World Footwear; Tartışılan bir diğer konu teknoloji ve yenilikle ilgiliydi. Teknoloji ve yenilik unsurlarının endüstrinin daha sürdürülebilir olmasına nasıl yardımcı olabileceğini ve bize döngüsel bir ekonomiye ulaşmada nasıl yardımcı olabileceğini düşünüyorsunuz?
Berke İçten: Özellikle bu kongrenin ana konuşmacısı Sayın Matthew Griffin, yeni teknolojilerin ve bu yeni teknolojilerin ayakkabı işletmelerini nasıl etkileyeceği hakkında bize çok vizyon verdi. Özellikle robotlar, özellikle 3D baskılı ayakkabılar, tamamen yapılmış ayakkabılar ve ayrıca sıfır su tüketimiyle, hatta ofislerimizde üretilebilecek olan sözde hücresel deriler gibi biyobozunur malzemeler, özellikle.

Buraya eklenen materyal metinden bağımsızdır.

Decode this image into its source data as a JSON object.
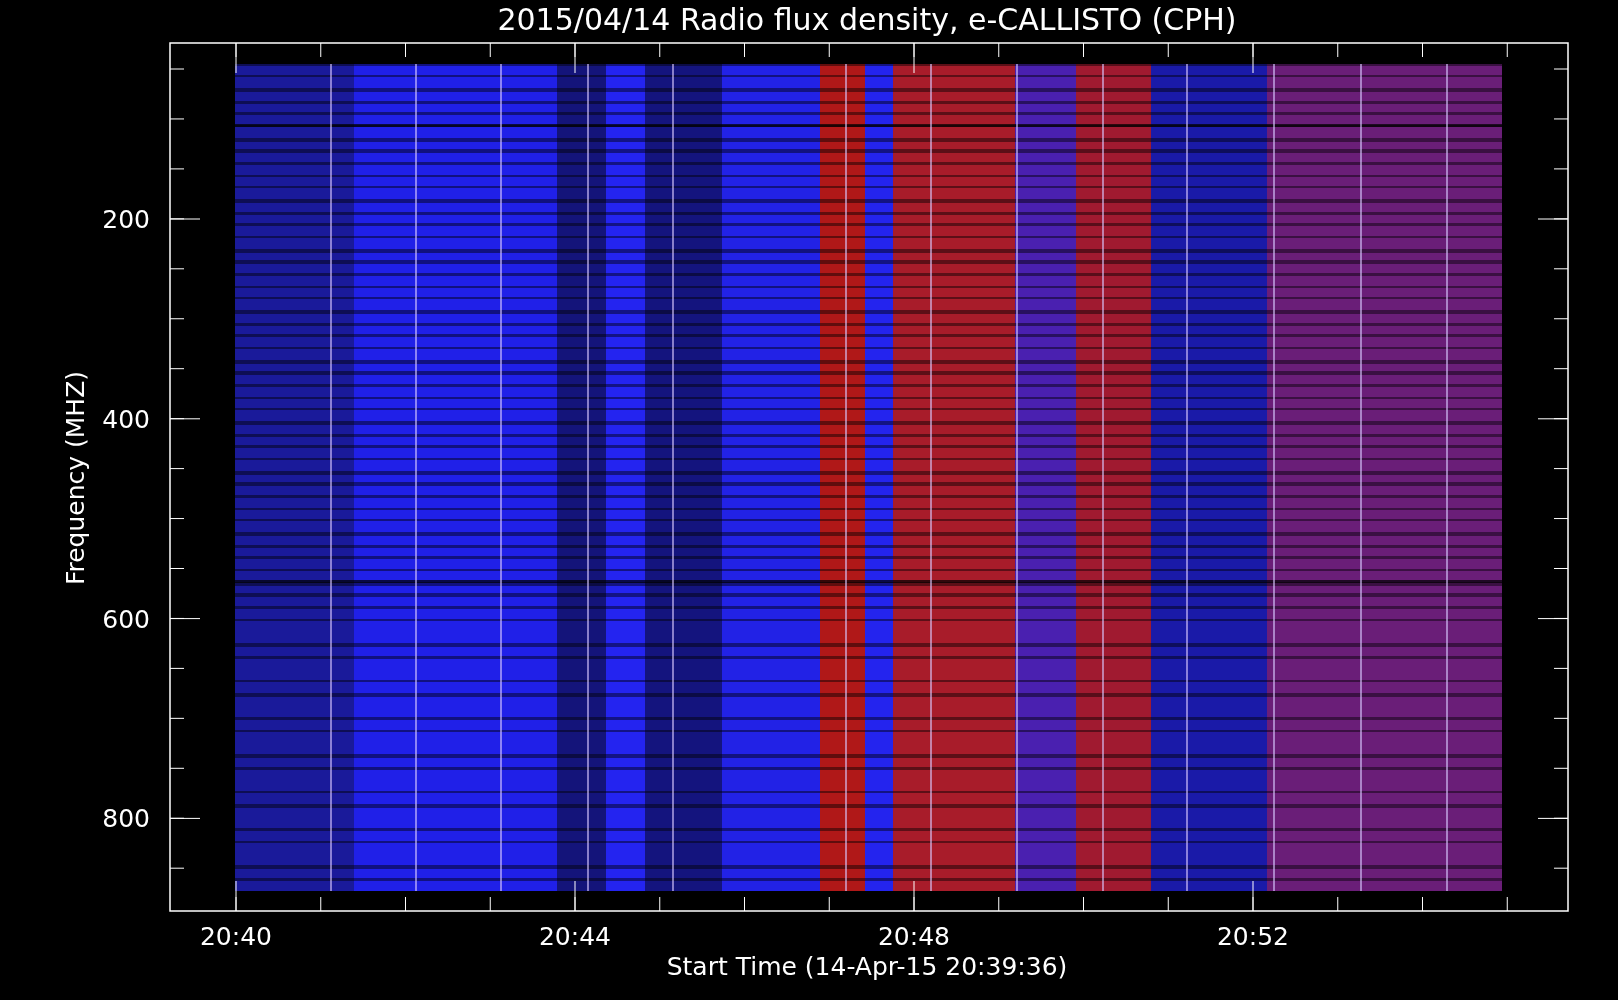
{
  "title": "2015/04/14  Radio flux density, e-CALLISTO (CPH)",
  "y_axis": {
    "label": "Frequency (MHZ)",
    "tick_labels": [
      "200",
      "400",
      "600",
      "800"
    ]
  },
  "x_axis": {
    "label": "Start Time (14-Apr-15 20:39:36)",
    "tick_labels": [
      "20:40",
      "20:44",
      "20:48",
      "20:52"
    ]
  }
}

Belki bunları gelecekte üretebiliriz. Kısa sürede olup olmayacağını bilmiyorum ama teknoloji yardımıyla önümüzdeki yıllarda malzeme gelişimimizin çok fazla evrileceğini düşünüyoruz ki bu da sürdürülebilirliğe ve daha az tüketim, gezegene daha az zarar verme yolunda yardımcı olacak.
“World Footwear; Bu kongrenin teması Geleceği Yeniden Şekillendirmekti. Zaten tartışılan birkaç şeyden bahsettiniz. Ancak özetle, tartışmaların anahtar alınacak noktaları nelerdi? Bu kongreden alabileceğimiz, ayakkabı endüstrisinin geleceğine doğru çalışmamıza yardımcı olacak şeyler nelerdi?
Berke İçten: Aslında, bugün dahil olmak üzere beş oturumumuz oldu ve gerçekten çok çekici insanlarla ve gerçekten iyi konuşmacılar, panelistler ve moderatörlerle ayrıcalıklıydık. Özellikle açılış konuşması, Sayın Matthew Griffin'in vizyonu sanırım birçok endüstri insanını etkiledi. Tür k meslektaşlarımla konuştuğumda, teknolojik gelişmelerin sunulmasıyla belki de yakın gelecekte karşılaşacağımız şeylerden oldukça etkilendiklerini gördüm. Özellikle robotik taraf, robot işçiler tarafı, ayakkabı endüstrimizden çünkü bildiğiniz üzere ayakkabı endüstrisi işgücü yoğun bir sektördür, nitelikli işçi eksikliğinden hepimiz muzdarip oluyoruz. Bu yüzden ayakkabı endüstrisinde robotik, sanayicilerimiz tarafından oldukça ilgi görüyor. Bu perspektiften yeni iş yapma yolları gibi 3D baskılar ve ayrıca ürünleri uzun mesafelerden taşımak yerine içeride, yani yerel olarak üretim yapmanın yaklaşımı, taşıma maliyetlerini de düşürecek, taşımanın karbon emisyonunu azaltacak ve yerel olarak üretim yapmak Avrupa seviyesinde yeni iş imkanları yaratacaktır. Bu geleceğin bir günde gelmeyeceğini düşünüyoruz, ancak bu teknolojik gelişmelerin farkında olmamız gerekiyor. Ayakkabı endüstrisinin geleceğinin geçmişten daha iyi olacağını düşünüyorum.”